# Jellyfish?



## shootingstar26 (Feb 24, 2010)

So, um, being an inexperienced fish keeper, I saw this, and thought it was cool, but I want to know what this collection of experienced and knowledgeable people have to say:

http://www.jellyfishart.com/Desktop-Jellyfish-Tank-and-Starter-Kit-p/nh764tik.htm

I kinda really want one. :wink:

also: if you click on "custom" then "jellyfish" apparently there's one you can even keep in a normal saltwater tank! Totally cool!


----------



## cerianthus (Jul 13, 2008)

shootingstar26 said:


> So, um, being an inexperienced fish keeper, I saw this, and thought it was cool, but I want to know what this collection of experienced and knowledgeable people have to say:
> 
> http://www.jellyfishart.com/Desktop-Jellyfish-Tank-and-Starter-Kit-p/nh764tik.htm
> 
> ...


 
Better if left to someone with s/w set up*S*, IMO.


----------



## shootingstar26 (Feb 24, 2010)

It sounds like you're saying that I can't - shouldn't would be more accurate - do it because I don't have the knowledge or experience...
but that's exactly what I'M saying also. 

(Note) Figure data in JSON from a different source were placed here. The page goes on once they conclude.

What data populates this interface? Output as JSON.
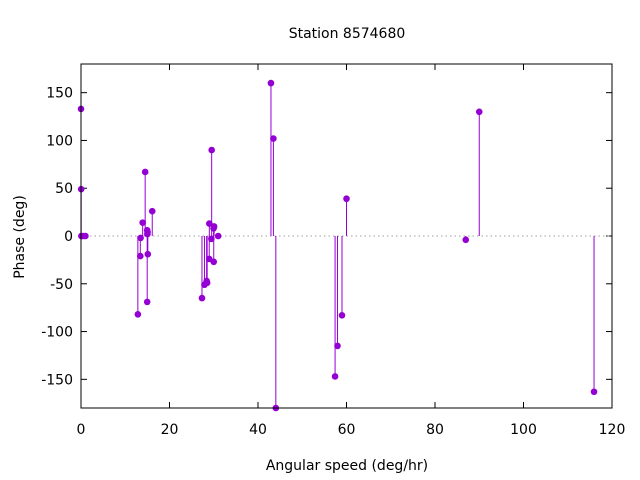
{
  "chart_data": {
    "type": "scatter",
    "style": "impulses-with-points",
    "title": "Station 8574680",
    "xlabel": "Angular speed (deg/hr)",
    "ylabel": "Phase (deg)",
    "xlim": [
      0,
      120
    ],
    "ylim": [
      -180,
      180
    ],
    "xticks": [
      0,
      20,
      40,
      60,
      80,
      100,
      120
    ],
    "yticks": [
      -150,
      -100,
      -50,
      0,
      50,
      100,
      150
    ],
    "xtick_labels": [
      "0",
      "20",
      "40",
      "60",
      "80",
      "100",
      "120"
    ],
    "ytick_labels": [
      "-150",
      "-100",
      "-50",
      "0",
      "50",
      "100",
      "150"
    ],
    "zero_line": "dotted",
    "grid": false,
    "series_color": "#9400d3",
    "points": [
      {
        "x": 0.0,
        "y": 133
      },
      {
        "x": 0.04,
        "y": 49
      },
      {
        "x": 0.08,
        "y": 0
      },
      {
        "x": 0.5,
        "y": 0
      },
      {
        "x": 1.0,
        "y": 0
      },
      {
        "x": 12.85,
        "y": -82
      },
      {
        "x": 13.4,
        "y": -21
      },
      {
        "x": 13.47,
        "y": -2
      },
      {
        "x": 13.94,
        "y": 14
      },
      {
        "x": 14.5,
        "y": 67
      },
      {
        "x": 14.96,
        "y": -69
      },
      {
        "x": 14.96,
        "y": 6
      },
      {
        "x": 15.0,
        "y": 2
      },
      {
        "x": 15.04,
        "y": 4
      },
      {
        "x": 15.1,
        "y": -19
      },
      {
        "x": 16.1,
        "y": 26
      },
      {
        "x": 27.34,
        "y": -65
      },
      {
        "x": 27.9,
        "y": -51
      },
      {
        "x": 28.4,
        "y": -47
      },
      {
        "x": 28.44,
        "y": -49
      },
      {
        "x": 28.51,
        "y": -49
      },
      {
        "x": 28.98,
        "y": -24
      },
      {
        "x": 29.0,
        "y": 13
      },
      {
        "x": 29.46,
        "y": -3
      },
      {
        "x": 29.53,
        "y": 90
      },
      {
        "x": 29.96,
        "y": 8
      },
      {
        "x": 30.0,
        "y": -27
      },
      {
        "x": 30.08,
        "y": 10
      },
      {
        "x": 31.0,
        "y": 0
      },
      {
        "x": 42.93,
        "y": 160
      },
      {
        "x": 43.48,
        "y": 102
      },
      {
        "x": 44.03,
        "y": -180
      },
      {
        "x": 57.42,
        "y": -147
      },
      {
        "x": 57.97,
        "y": -115
      },
      {
        "x": 58.98,
        "y": -83
      },
      {
        "x": 60.0,
        "y": 39
      },
      {
        "x": 86.95,
        "y": -4
      },
      {
        "x": 90.0,
        "y": 130
      },
      {
        "x": 115.94,
        "y": -163
      }
    ]
  }
}
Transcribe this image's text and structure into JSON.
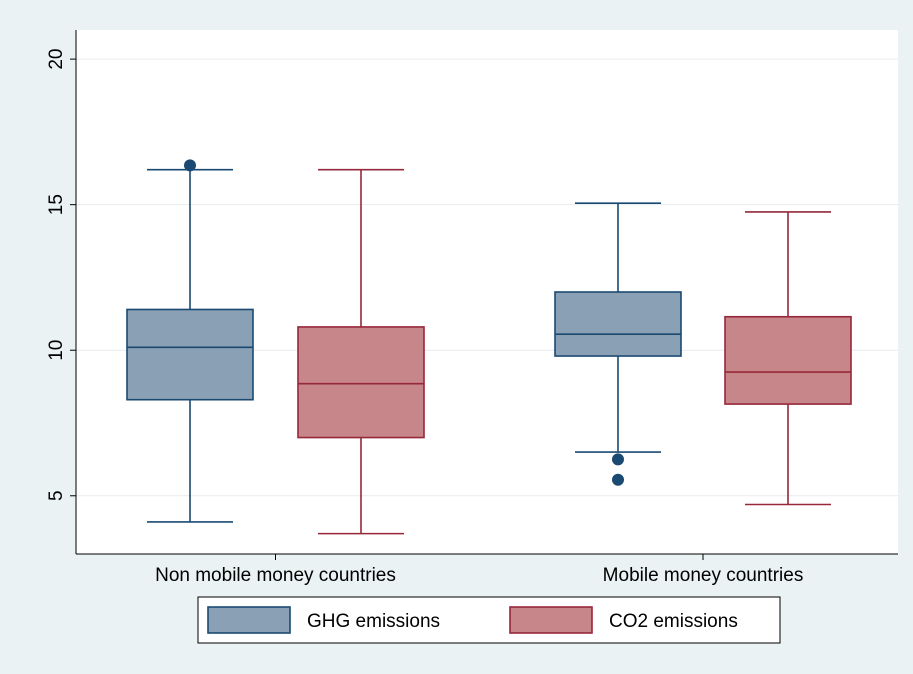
{
  "chart_data": {
    "type": "box",
    "title": "",
    "xlabel": "",
    "ylabel": "",
    "ylim": [
      3,
      21
    ],
    "yticks": [
      5,
      10,
      15,
      20
    ],
    "grid": true,
    "legend_position": "bottom",
    "categories": [
      "Non mobile money countries",
      "Mobile money countries"
    ],
    "series": [
      {
        "name": "GHG emissions",
        "color": "#8aa0b4",
        "stroke": "#1a4a72",
        "boxes": [
          {
            "min": 4.1,
            "q1": 8.3,
            "median": 10.1,
            "q3": 11.4,
            "max": 16.2,
            "outliers": [
              16.35
            ]
          },
          {
            "min": 6.5,
            "q1": 9.8,
            "median": 10.55,
            "q3": 12.0,
            "max": 15.05,
            "outliers": [
              6.25,
              5.55
            ]
          }
        ]
      },
      {
        "name": "CO2 emissions",
        "color": "#c7868a",
        "stroke": "#96283a",
        "boxes": [
          {
            "min": 3.7,
            "q1": 7.0,
            "median": 8.85,
            "q3": 10.8,
            "max": 16.2,
            "outliers": []
          },
          {
            "min": 4.7,
            "q1": 8.15,
            "median": 9.25,
            "q3": 11.15,
            "max": 14.75,
            "outliers": []
          }
        ]
      }
    ]
  }
}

What I am/was looking for is/are comments on Jellyfish keeping because I never heard of it; of course the site (the one that sells the desktop aquarium) makes it sounds like it's easy, but I'm aware that that is probably not the case. 

Has anyone ever had the upside-down jellyfish or had any experience with something like the "desktop jelly aquarium?" It sounds like it would work fine, and a jellyfish would be a cool addition, but I don't know. I've never had a saltwater tank. Thoughts? Comments?


----------